Remember that GoDaddy commercial during the Super Bowl—the one where puppeteer Gwen Dean quit her job on the air, right then and there? Turns out she’s a Yonkers resident and, after 18 years as a machine engineer servicing the HVAC systems of Manhattan office buildings, she’s leaving her day job to pursue her passion full time: puppeteering.
She started small in 2006 when her friend, a puppeteer, had an assistant who couldn’t make her puppet show. “She tapped me,” says Dean. “Once I saw what went on, I was hooked. I said not only, ‘Wow, I think I could do this,’ but, ‘I think I could do it better.’”
And so her hobby was born: “It got bigger and bigger until one day I said this can be the world’s most expensive hobby or I can run a small business on the side and make it self supporting.”
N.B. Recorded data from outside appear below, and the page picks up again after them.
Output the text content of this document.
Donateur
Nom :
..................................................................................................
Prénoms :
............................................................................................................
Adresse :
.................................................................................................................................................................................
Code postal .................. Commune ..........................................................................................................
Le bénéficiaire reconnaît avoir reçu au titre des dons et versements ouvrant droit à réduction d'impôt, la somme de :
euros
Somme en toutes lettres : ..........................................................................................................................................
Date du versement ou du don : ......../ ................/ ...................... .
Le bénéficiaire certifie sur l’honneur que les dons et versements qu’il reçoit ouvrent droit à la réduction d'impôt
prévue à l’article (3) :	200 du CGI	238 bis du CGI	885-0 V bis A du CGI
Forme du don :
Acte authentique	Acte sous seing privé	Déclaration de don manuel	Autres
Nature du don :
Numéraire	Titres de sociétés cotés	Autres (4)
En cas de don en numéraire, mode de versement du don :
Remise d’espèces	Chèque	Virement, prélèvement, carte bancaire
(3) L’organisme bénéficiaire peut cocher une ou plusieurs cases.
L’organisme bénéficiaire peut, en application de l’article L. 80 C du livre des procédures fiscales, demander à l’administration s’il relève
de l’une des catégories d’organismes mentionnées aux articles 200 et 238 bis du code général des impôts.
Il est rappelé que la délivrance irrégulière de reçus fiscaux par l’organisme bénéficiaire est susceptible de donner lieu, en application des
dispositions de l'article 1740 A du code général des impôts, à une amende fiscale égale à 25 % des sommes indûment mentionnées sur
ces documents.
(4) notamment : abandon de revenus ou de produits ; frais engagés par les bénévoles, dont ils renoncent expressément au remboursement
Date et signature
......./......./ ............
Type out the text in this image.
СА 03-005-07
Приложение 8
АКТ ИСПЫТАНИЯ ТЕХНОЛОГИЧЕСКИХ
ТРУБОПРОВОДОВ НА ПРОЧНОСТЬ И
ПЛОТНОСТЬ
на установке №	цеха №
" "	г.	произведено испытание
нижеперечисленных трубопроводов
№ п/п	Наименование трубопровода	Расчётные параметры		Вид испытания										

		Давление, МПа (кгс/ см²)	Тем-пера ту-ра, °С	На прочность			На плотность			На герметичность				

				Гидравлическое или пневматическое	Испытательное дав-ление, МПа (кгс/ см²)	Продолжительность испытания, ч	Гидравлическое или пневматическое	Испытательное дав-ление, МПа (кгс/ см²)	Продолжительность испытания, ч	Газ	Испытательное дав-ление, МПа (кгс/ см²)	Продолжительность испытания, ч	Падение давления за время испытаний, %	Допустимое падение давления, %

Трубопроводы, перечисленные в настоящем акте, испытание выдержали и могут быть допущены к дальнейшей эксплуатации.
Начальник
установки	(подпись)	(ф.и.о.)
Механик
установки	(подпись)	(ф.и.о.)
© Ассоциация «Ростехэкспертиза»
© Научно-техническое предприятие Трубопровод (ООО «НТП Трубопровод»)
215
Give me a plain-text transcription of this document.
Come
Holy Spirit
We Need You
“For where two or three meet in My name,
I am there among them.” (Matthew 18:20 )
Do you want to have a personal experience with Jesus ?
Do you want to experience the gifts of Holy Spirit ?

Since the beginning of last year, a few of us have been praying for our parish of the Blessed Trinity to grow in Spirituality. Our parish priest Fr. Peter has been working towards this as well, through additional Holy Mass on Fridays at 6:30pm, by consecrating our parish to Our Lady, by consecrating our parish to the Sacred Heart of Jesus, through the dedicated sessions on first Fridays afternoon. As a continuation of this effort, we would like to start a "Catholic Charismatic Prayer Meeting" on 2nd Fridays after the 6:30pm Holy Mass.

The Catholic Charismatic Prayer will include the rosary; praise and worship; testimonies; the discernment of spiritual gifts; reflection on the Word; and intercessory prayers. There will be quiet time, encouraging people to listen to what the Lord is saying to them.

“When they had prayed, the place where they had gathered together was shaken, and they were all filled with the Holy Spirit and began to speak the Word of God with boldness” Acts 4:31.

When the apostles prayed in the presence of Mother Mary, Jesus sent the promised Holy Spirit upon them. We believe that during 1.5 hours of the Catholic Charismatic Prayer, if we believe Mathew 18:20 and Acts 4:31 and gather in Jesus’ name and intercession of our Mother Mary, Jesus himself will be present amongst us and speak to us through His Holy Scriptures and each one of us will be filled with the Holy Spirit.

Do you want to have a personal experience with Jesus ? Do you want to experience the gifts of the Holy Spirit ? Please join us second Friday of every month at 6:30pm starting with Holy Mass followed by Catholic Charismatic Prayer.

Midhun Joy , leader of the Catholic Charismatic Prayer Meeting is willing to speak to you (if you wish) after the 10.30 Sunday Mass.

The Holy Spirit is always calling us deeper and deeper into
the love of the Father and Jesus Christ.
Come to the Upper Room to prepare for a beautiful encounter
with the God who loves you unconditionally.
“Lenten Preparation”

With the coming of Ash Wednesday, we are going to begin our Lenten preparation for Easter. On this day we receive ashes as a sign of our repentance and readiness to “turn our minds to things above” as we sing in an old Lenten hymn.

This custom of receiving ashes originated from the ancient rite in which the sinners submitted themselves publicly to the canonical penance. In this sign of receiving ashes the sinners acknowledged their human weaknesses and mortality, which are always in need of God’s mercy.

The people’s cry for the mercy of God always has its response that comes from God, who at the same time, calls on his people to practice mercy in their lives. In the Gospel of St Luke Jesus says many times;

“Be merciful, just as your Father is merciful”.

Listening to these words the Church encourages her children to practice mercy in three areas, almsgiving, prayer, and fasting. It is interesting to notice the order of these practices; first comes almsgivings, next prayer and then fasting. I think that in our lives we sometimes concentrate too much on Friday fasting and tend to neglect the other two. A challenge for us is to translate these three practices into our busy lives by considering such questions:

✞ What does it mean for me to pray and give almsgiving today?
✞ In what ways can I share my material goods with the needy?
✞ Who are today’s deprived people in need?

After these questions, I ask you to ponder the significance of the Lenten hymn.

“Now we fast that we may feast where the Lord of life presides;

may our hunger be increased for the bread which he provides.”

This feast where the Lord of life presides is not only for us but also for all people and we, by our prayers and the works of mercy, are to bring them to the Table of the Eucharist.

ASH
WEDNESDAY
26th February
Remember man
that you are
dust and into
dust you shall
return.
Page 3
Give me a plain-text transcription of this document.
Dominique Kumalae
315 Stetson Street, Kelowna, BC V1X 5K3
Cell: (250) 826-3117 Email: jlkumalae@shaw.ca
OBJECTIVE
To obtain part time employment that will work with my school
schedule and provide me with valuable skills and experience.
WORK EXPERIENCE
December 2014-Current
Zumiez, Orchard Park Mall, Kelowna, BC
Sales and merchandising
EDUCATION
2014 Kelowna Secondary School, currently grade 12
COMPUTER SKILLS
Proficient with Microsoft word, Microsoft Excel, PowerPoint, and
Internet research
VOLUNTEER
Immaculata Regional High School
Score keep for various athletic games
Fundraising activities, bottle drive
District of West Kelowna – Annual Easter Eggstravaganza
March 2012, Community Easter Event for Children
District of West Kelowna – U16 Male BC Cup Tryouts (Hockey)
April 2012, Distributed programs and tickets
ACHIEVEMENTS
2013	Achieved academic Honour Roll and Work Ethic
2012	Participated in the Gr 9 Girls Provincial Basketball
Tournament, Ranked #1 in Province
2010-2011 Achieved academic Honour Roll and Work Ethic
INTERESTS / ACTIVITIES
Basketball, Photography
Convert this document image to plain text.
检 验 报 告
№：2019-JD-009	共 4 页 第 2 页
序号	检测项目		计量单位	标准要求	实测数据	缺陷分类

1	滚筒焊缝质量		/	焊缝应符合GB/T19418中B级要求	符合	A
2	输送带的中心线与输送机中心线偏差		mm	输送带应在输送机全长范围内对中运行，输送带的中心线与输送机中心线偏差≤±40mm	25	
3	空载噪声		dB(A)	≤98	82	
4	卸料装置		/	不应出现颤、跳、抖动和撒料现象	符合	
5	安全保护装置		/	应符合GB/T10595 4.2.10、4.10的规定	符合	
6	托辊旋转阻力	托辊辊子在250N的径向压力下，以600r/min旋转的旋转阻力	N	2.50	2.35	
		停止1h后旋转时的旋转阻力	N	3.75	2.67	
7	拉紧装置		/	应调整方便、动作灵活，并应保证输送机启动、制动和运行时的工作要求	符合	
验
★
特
Puppets by Gwen was born in 2008. Dean performed at local shows and bookings on her days off, and she even found herself working at the Swedish Cottage Marionette Theatre in Central Park. Then, in December of 2013, she saw the anonymous ad that would catapult her into full-time small business ownership.
“I came across a blind ad that said they were looking for people who are going to quit their day jobs to pursue their passions,” says Dean. “I clicked on it and, sure enough, it was a legitimate form and I filled it out.” The rest is history. GoDaddy chose her for the spot, worked with her to make a killer website, and Dean kept it all a secret.
“My boss was watching the game, which I strongly suspected he might be,” says Dean. “He texted me right afterwards and he sounded flabbergasted. I called him after and he was laughing and laughing.”
Dean said the aftermath has been hectic, and that her phone is ringing off the hook. “It’s the avalanche I expected it to be,” she says. Don’t be surprised if you see her around Westchester performing at kids’ parties, events, etc., creating, as she says, enchantment: “If you’re going to find enchantment, you’re going to have to create it.”